The Financy Women’s Index shows more Australian women are taking advantage of opportunities to progress in the economy by engaging in the workforce in record numbers and making educational decisions that align with higher paying careers.
The Financy Women’s Index powered by Data Digger improved 0.8 percentage points to 111.7 points in the three months to December 31, compared to a revised 0.2 percentage point gain in the September quarter.
But the annual pace of female economic progress slowed as the country’s biggest listed companies did not improve on the number of women on boards.
“What Financy is mapping with the Women’s Index, is a fundament change that’s happening in society with the advancement of women, and whilst it is slow we should be excited that it is happening and is happening across a variety of indicators,” says Deloitte Access Economics Partner Nicki Hutley.
“The disappointment is that having met a key 30 per cent target set by the Australian Institute of Company Directors (AICD) the top end of corporate Australia doesn’t seem to be pushing much further.”
“Most companies do have a big diversity program, and that sort of thing is just going to take time,” says Hutley.
The Financy Women’s Index rose 2 percentage points in the 12 months to the December quarter 2017, compared to a 5 percentage point rise in the year to December 2016, and a 3 percentage points improvement in the year to December 2015.
The number of women represented on the boards of the top 20 companies listed on the Australian Securities Exchange (ASX) remains unchanged at 30.9 per cent, which has been relatively the same for the past two years.

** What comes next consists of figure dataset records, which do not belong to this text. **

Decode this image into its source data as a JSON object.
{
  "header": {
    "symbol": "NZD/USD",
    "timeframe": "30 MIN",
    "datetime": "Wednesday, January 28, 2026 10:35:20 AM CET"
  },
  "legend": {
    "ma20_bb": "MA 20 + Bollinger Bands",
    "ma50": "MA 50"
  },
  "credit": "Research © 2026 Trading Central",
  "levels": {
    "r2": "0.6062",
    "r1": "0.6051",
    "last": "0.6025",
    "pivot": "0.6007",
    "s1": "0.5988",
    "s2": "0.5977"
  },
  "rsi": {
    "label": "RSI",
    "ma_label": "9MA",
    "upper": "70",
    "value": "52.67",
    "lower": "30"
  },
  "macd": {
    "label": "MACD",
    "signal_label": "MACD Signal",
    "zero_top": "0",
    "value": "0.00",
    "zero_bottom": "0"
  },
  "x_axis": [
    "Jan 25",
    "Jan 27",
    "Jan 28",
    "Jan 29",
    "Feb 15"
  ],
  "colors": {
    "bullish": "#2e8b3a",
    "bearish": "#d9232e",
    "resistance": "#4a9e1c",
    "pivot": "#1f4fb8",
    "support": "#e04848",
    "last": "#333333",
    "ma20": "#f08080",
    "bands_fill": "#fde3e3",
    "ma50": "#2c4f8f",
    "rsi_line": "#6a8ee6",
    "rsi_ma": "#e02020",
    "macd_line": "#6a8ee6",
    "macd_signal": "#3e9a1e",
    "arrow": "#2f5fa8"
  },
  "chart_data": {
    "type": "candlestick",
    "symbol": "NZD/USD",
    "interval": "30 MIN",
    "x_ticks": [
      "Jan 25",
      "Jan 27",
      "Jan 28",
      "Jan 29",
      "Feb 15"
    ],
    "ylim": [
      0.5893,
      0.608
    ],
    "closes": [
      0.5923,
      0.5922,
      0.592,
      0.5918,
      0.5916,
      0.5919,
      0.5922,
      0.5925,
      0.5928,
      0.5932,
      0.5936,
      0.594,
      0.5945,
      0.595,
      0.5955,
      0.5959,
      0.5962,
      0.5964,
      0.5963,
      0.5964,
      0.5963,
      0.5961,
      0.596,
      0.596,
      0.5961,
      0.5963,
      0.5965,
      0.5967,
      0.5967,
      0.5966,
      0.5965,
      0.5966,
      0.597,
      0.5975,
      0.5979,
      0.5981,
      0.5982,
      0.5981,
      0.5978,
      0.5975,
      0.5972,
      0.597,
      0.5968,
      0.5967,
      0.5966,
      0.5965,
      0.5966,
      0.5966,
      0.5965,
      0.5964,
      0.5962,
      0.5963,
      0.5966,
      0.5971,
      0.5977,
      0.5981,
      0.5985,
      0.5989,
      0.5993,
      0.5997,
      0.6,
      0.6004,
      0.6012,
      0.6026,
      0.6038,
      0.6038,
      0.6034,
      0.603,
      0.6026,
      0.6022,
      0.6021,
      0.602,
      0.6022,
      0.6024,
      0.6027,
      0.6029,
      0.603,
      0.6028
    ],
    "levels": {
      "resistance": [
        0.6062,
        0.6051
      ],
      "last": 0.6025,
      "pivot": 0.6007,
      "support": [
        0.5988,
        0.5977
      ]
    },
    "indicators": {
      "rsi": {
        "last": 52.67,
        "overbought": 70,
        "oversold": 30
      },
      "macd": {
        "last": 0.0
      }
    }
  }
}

“We should applaud companies that have a good representation of women on their boards but we should also continue to encourage more women to put themselves forward for such opportunities,” says OneVue chief executive officer Connie McKeage.
Despite this, Australian women still have reason to celebrate economic progress this International Women’s Day week, even if it’s not happening as fast as they may like.
“Its great to see the Financy Women’s Index showing that women are continuing to make further economic progress, helped lately by record female workforce participation,” says AMP Capital chief economist Dr Shane Oliver.
“Increasing female participation is good for the economy at a time when the population is aging and male participation is trending down. But there is still a long to go in areas like the pay gap and board representation.
“Rising levels of female enrolment in tertiary education relative to men is a very positive sign though that women’s progress relative to men will continue,” he said.
The December quarter result was largely driven by a record number of women in the paid workforce, and a slight narrowing of the gender gaps in wages and superannuation savings.
Superannuation balances of women are now at fresh highs, but continue to lag men by an average of 27 per cent in retirement savings.
The gender pay gap fell marginally to 15.27 per cent in the December quarter with the narrowing trend suggesting it could yet to fall below the 15.2 per cent record previously set in 2004.
Women are enrolling at a faster pace in tertiary studies than men, and particularly so when it comes to courses that align with higher paying careers such as information technology (IT) and engineering.
For the first time since its launch, on International Women’s Day 2017, the Financy Women’s Index for the December quarter shows a strong correlation and growing trend between women choosing educational courses linked to higher paying industries.
This in turn appears to be helping to narrow the wage disparity in higher paying and mostly male dominated sectors of the economy.
Furthermore improving employment outcomes are being borne out in a narrowing of the superannuation savings gender gap.
“On the eve of International Women’s Day, the Financy Women’s Index highlights the progress of Australian women in economic terms and the path that still needs to be travelled,” says Ms Mckeage.
“We are battling economic gender inequality and our policy makers and politicians need to reconsider how best to promote a balanced participation in the workforce. Only then, will we be in a position to drive a sustainable economic future for Australia.”